"You said there was a message." His voice was dead. Dead like Beth. Dead like his soul.
The nun's hand had gentled on his arm until it seemed almost a caress, her voice low. "Mr. Jones wanted me to warn you that there are some men loose from prison. The men who shot him. I think Mr. Jones was afraid that they would come after you."
Garret raised his eyes to hers and felt hunger race through him. The hunger to ride long and hard, to face Kennisaw's murderers in a blaze of gunfire and killing fury. The hunger to get away from eyes too probing, too beautiful, too filled with an innocence Garret MacQuade could never know again.
"These men—who were they?"
"Mr. Jones said they were named Garvey. Cain and Eli Garvey."
White-hot rage swept through Garret with the fury of a flood-choked river, raking away all other emotions in its path.
"I'll kill the murdering bastards." Garret's fingers clenched over the butt of his Colt, as if the feel of the weapon against his palm could bring his quarry closer. "Damn it to hell, I'll kill them."
He stalked to the end of the wagon and leapt out of it with the killing grace of a stalking panther.
The children scattered like a flock of frightened birds, their eyes still steeped with dislike, distrust.
"Sister Ash," the lame one squeaked, "is he gonna kill—"
"Quit asking questions, boy, before I decide to kill you!" Garret snapped.
The boy hopped back, taking shelter behind the red-haired lad's shoulder.
"Mr. MacQuade."
He expected the woman to squawk at him, dared her to with his eyes. But she only looked at him, her slender body silhouetted in the lantern glow, framed by the oval opening in the back of the wagon top.
"About Mr. Jones... and about the land..."
"I'll bury Kennisaw before I send the Garveys to their graves. And as for the land—lady, if you and these brats are so eager to die, feel free to do it at Stormy Ridge. God knows there are enough graves there already."
He wheeled and stalked into the night.
Chapter Six
Garret slumped in the slat-backed chair, oblivious to the racket of the Double Eagle's more festive patrons as he drained the last of a bottle of whiskey and thumped it down on the spur-scarred table.
"Dead soldiers," Kennisaw had called the empty containers during the countless nights of carousing he and Garret had shared. The old man had lined them up with the precision of a general, taking inordinate pride in the fact that he could outdrink any man west of the Missouri.
It had been a vanity Garret had allowed him to keep, always surrendering the contest when Kennisaw's eyes had that unmistakable glazed look that warned him the old man was about to pass out.
Garret had always excused his actions, grumbling to himself that the reason he capitulated to Kennisaw was that if the old man did ever hit the floor dead drunk, it would take a team of six oxen to move him.
But now, as Garret stared at the empty bottle, at his empty life, he knew that seeing the blustery pride in Kennisaw and hearing his delighted bragging had been one of the few shreds of enjoyment Garret had ever allowed himself.
It had seemed fitting to send the old man off to the devil this way. Far more fitting than that nun's suggestion of listening to some dour-faced preacher extolling the beauties of heaven.
His mother had always looked a bit wistful when she told him and Beth about the church she'd gone to back east. But Garret had never understood the allure of stone and stained glass when there were mountains and skies filled with thunder. She had tried to keep him from being a heathen, but between his father's cynicism and Kennisaw's tales of the Great Spirit, Garret had woven his own strange mix of beliefs. Lily MacQuade's Catholic upbringing had seemed as far removed from him as the heaven she spoke of.
He grimaced at the memory of the picture of heaven he'd seen in her Bible. People running around in nightshirts playing golden harps and looking about as exciting as milk-sopped bread.
Kennisaw would've gone mad as a rabid bear in a place like that—if it did exist. Far better for him to be kicking up a ruckus with the rest of the hell-raisers in the devil's saloon.

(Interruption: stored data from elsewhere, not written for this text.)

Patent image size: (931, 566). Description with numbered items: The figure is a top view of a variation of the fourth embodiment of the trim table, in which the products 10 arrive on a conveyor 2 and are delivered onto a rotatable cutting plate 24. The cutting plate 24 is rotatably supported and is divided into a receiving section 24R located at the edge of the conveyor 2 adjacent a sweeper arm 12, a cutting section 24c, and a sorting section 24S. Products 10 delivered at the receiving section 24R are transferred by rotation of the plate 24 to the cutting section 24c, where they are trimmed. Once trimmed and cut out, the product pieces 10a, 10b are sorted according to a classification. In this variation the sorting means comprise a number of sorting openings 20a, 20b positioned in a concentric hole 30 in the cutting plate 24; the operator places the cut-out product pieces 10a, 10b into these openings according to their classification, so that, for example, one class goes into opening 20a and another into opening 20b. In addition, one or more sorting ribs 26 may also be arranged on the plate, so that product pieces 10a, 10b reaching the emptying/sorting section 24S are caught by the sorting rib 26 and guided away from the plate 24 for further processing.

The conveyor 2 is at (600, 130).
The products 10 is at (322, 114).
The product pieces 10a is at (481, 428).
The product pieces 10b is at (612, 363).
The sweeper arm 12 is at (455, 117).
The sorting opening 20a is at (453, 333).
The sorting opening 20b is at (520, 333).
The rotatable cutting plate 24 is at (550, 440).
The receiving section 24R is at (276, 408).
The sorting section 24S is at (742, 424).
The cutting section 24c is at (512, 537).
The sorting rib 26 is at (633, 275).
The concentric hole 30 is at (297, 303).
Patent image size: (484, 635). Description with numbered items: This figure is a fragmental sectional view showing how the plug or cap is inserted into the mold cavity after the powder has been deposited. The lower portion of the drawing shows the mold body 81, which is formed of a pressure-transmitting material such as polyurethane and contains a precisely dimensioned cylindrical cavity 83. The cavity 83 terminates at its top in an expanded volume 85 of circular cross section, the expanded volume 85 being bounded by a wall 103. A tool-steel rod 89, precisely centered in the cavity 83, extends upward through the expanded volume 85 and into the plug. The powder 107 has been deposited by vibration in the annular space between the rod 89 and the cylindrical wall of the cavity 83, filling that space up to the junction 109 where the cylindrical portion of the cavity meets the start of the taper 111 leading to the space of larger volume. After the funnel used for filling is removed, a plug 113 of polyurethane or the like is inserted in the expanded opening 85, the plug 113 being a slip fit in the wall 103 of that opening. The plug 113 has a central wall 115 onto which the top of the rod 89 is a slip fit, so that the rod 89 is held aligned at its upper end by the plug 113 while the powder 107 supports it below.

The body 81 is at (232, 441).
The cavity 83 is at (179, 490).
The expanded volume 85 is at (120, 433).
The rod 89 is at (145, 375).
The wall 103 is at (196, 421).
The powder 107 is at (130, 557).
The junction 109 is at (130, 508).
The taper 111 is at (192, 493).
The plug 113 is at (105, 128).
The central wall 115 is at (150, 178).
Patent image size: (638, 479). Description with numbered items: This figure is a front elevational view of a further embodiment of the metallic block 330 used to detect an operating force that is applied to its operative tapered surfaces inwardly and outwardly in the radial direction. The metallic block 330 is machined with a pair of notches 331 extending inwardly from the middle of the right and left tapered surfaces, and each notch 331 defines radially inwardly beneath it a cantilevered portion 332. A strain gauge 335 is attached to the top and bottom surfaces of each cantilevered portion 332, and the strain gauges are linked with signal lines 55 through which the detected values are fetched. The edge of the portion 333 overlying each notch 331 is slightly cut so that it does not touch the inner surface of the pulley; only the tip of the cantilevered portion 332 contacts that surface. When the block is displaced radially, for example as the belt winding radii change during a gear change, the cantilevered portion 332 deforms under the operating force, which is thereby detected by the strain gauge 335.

But that woman—Sister Mary Ashleen—she'd never understand. Life to her was all good or bad, black or white, evil or godly. No shades of gray a soul could get lost in. She would probably have made the sign of the cross and sent up some petition to a saint or something if he had been so foolish as to tell her that heaven could be hell. A subtle hell that burned a man's soul just the same.
He closed his eyes, seeing her as she had been hours earlier in the dusk-shrouded cemetery as he had lowered Kennisaw’s pine coffin into the freshly turned soil.
She had stood some distance away, the four children clustered around her. All starched and pressed they had been, the girls' hair plaited in stiff braids tied up in ribbons, crisp gingham pinafores covering dresses Garret had known instinctively to be their Sunday best. The boys had squirmed, uncomfortable in pantaloons and white shirts, their unruly hair slicked down with a wet comb. Even then wisps had stuck up at both boys' cowlicks, giving them a flyaway, mischievous appearance that made Garret wonder what scrapes they were planning.